Wordsworth revolutionized English poetry. The past was over; capital-R Romanticism had arrived. But what was the big deal?
Wordsworth said, over and over again, that he would write in “the real language of men.” The fancy-pantsy poetic language of his predecessors, the “gaudiness and inane phraseology of many modern writers,” all that’s out. In his poems the language would be plain. His poems, if recited on the streetcorner, could be mistaken for just some guy talking.
But what seems natural in one age, in a later age may appear stilted and artificial, and from this common fate Wordsworth also suffers. Near the beginning of “Tintern Abbey” (one of his most well-regarded poems) we read
The day is come when I again repose Here, under this dark sycamore, and view These plots of cottage-ground, these orchard tufts, Which, at this season, with their unripe fruits, Among the woods and copses lose themselves, Nor, with their green and simple hue, disturb The wild green landscape.

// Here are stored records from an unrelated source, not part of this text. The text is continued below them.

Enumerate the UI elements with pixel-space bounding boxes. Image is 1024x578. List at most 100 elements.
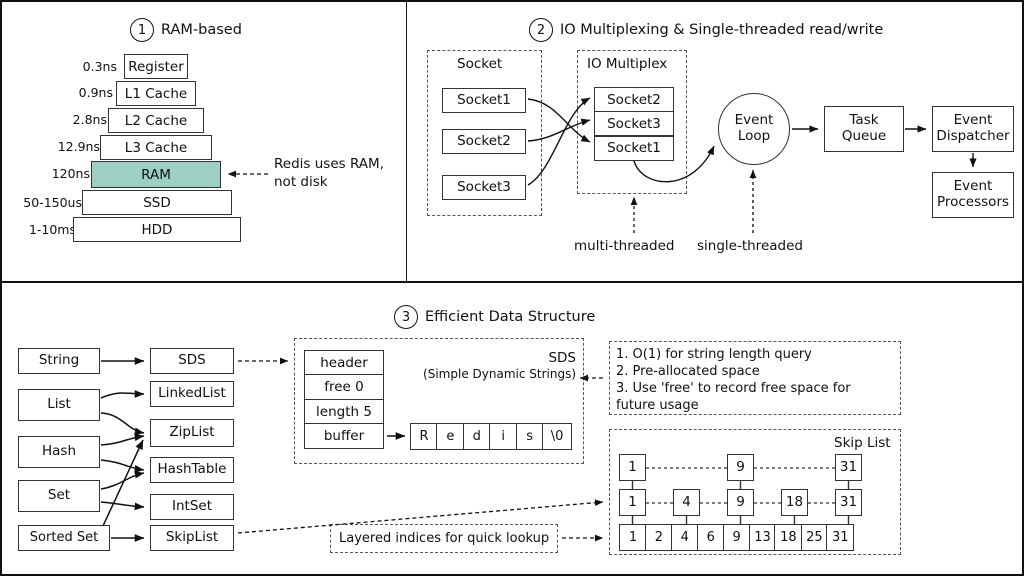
skip-node-l0-0: 1 [619,524,647,551]
buffer-char-2: d [462,423,491,450]
task-queue-label-line-1: Task [849,112,879,129]
skip-list-base-row: 1 2 4 6 9 13 18 25 31 [619,524,855,551]
skip-node-l2-0: 1 [619,454,646,481]
event-dispatcher-box: Event Dispatcher [932,106,1014,152]
type-box-sorted-set: Sorted Set [18,525,110,551]
section-3-header: 3 Efficient Data Structure [394,305,595,329]
section-2-number: 2 [529,18,553,42]
skip-node-l0-7: 25 [800,524,828,551]
ram-annotation-line-1: Redis uses RAM, [274,156,384,172]
task-queue-label-line-2: Queue [841,128,887,144]
sds-notes-box: 1. O(1) for string length query 2. Pre-a… [609,341,901,415]
event-loop-node: Event Loop [718,93,790,165]
single-threaded-note: single-threaded [697,238,803,254]
buffer-char-4: s [515,423,544,450]
pyramid-level-l1: L1 Cache [116,81,196,106]
pyramid-level-l3: L3 Cache [100,135,212,160]
socket-box-1: Socket1 [442,88,526,113]
sds-title-line-1: SDS [548,350,576,366]
panel-vertical-divider [406,2,407,281]
type-box-list: List [18,389,100,421]
io-multiplex-group-label: IO Multiplex [587,56,668,72]
pyramid-latency-6: 1-10ms [28,222,76,237]
socket-box-3: Socket3 [442,175,526,200]
skip-node-l0-1: 2 [645,524,673,551]
multi-threaded-note: multi-threaded [574,238,675,254]
skip-list-title: Skip List [834,435,891,451]
encoding-box-intset: IntSet [150,494,234,520]
event-processors-label-line-1: Event [953,178,993,195]
type-box-set: Set [18,480,100,512]
sds-note-line-0: 1. O(1) for string length query [616,347,812,362]
sds-title-line-2: (Simple Dynamic Strings) [423,367,576,381]
sds-note-line-3: future usage [616,398,699,414]
section-3-number: 3 [394,305,418,329]
pyramid-latency-0: 0.3ns [82,59,117,74]
skip-node-l1-0: 1 [619,489,646,516]
panel-horizontal-divider [2,281,1022,283]
skip-node-l1-3: 18 [781,489,808,516]
pyramid-level-hdd: HDD [73,217,241,242]
encoding-box-skiplist: SkipList [150,525,234,551]
socket-box-2: Socket2 [442,129,526,154]
skip-node-l0-4: 9 [722,524,751,551]
event-processors-box: Event Processors [932,172,1014,218]
skip-node-l1-1: 4 [673,489,700,516]
task-queue-box: Task Queue [824,106,904,152]
type-box-hash: Hash [18,436,100,468]
sds-note-line-2: 3. Use 'free' to record free space for [616,381,851,397]
pyramid-latency-2: 2.8ns [72,112,107,127]
sds-field-header: header [304,350,384,376]
pyramid-level-ram: RAM [91,161,221,188]
event-loop-label-line-1: Event [734,112,774,129]
section-2-header: 2 IO Multiplexing & Single-threaded read… [529,18,883,42]
section-3-title: Efficient Data Structure [425,309,596,325]
pyramid-latency-5: 50-150us [23,195,82,210]
multiplex-entry-1: Socket2 [594,87,674,112]
pyramid-latency-1: 0.9ns [78,85,113,100]
buffer-char-1: e [436,423,465,450]
section-1-header: 1 RAM-based [130,18,242,42]
diagram-root: 1 RAM-based 0.3ns Register 0.9ns L1 Cach… [0,0,1024,576]
encoding-box-hashtable: HashTable [150,457,234,483]
section-1-title: RAM-based [161,22,242,38]
sds-field-length: length 5 [304,398,384,425]
buffer-char-0: R [410,423,438,450]
multiplex-entry-2: Socket3 [594,111,674,137]
pyramid-level-ssd: SSD [82,190,232,215]
sds-field-buffer: buffer [304,423,384,450]
pyramid-level-register: Register [124,54,188,79]
section-2-title: IO Multiplexing & Single-threaded read/w… [560,22,884,38]
encoding-box-linkedlist: LinkedList [150,381,234,407]
event-dispatcher-label-line-1: Event [953,112,993,129]
type-box-string: String [18,348,100,374]
skip-node-l2-2: 31 [835,454,862,481]
buffer-char-3: i [489,423,518,450]
pyramid-level-l2: L2 Cache [108,108,204,133]
layered-indices-caption: Layered indices for quick lookup [339,531,550,546]
ram-annotation-line-2: not disk [274,174,328,190]
skip-node-l0-3: 6 [697,524,725,551]
socket-group-label: Socket [457,56,503,72]
multiplex-entry-3: Socket1 [594,135,674,161]
sds-note-line-1: 2. Pre-allocated space [616,364,760,380]
sds-field-free: free 0 [304,374,384,401]
pyramid-latency-4: 120ns [51,166,90,181]
encoding-box-ziplist: ZipList [150,419,234,447]
skip-node-l2-1: 9 [727,454,754,481]
event-dispatcher-label-line-2: Dispatcher [936,128,1010,144]
buffer-char-5: \0 [542,423,573,450]
skip-node-l0-5: 13 [749,524,777,551]
section-1-number: 1 [130,18,154,42]
skip-node-l1-4: 31 [835,489,862,516]
skip-node-l0-8: 31 [826,524,855,551]
pyramid-latency-3: 12.9ns [57,139,100,154]
encoding-box-sds: SDS [150,348,234,374]
event-loop-label-line-2: Loop [737,128,771,144]
sds-buffer-row: R e d i s \0 [410,423,573,450]
skip-node-l0-6: 18 [774,524,803,551]
skip-node-l1-2: 9 [727,489,754,516]
event-processors-label-line-2: Processors [936,194,1010,210]
layered-indices-box: Layered indices for quick lookup [330,524,558,553]
skip-node-l0-2: 4 [670,524,699,551]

But the “real language of men” rarely “reposes.” The real language of men is not so well-populated as this passage with adjectives and strings of subordinate clauses and prepositional phrases. In the real language of men, plots of ground lose themselves among the woods; they do not “among the woods lose themselves.” The real language of men doesn’t go on and on so. But Wordsworth has simply been defeated by his own success. If Wordsworth is out-realed by, for example, these lines from Robert Frost’s “Mending Wall”:
I let my neighbor know beyond the hill; And on a day we meet to walk the line And set the wall between us once again.
it is only because Wordsworth showed the way. The fair comparison is not to what came after, but to what came before, and in that comparison, Wordsworth wins:
In these deep solitudes and awful cells, Where heav'nly-pensive contemplation dwells, And ever-musing melancholy reigns; What means this tumult in a vestal's veins? (Alexander Pope, “Eloisa to Abelard,” lines 1-4)
In his choice to write as people really talk, Wordsworth was both supremely confident and extremely insecure.1 His and Coleridge’s Lyrical Ballads was published in 1798, and to the second edition, which appeared in 1800, Wordsworth felt the need to add a Preface, which he expanded in 1802. He had been advised to provide “a systematic defence of the theory upon which the poems were written,” but to do this, he was “unwilling”; instead he deigned to provide “a few words of introduction.”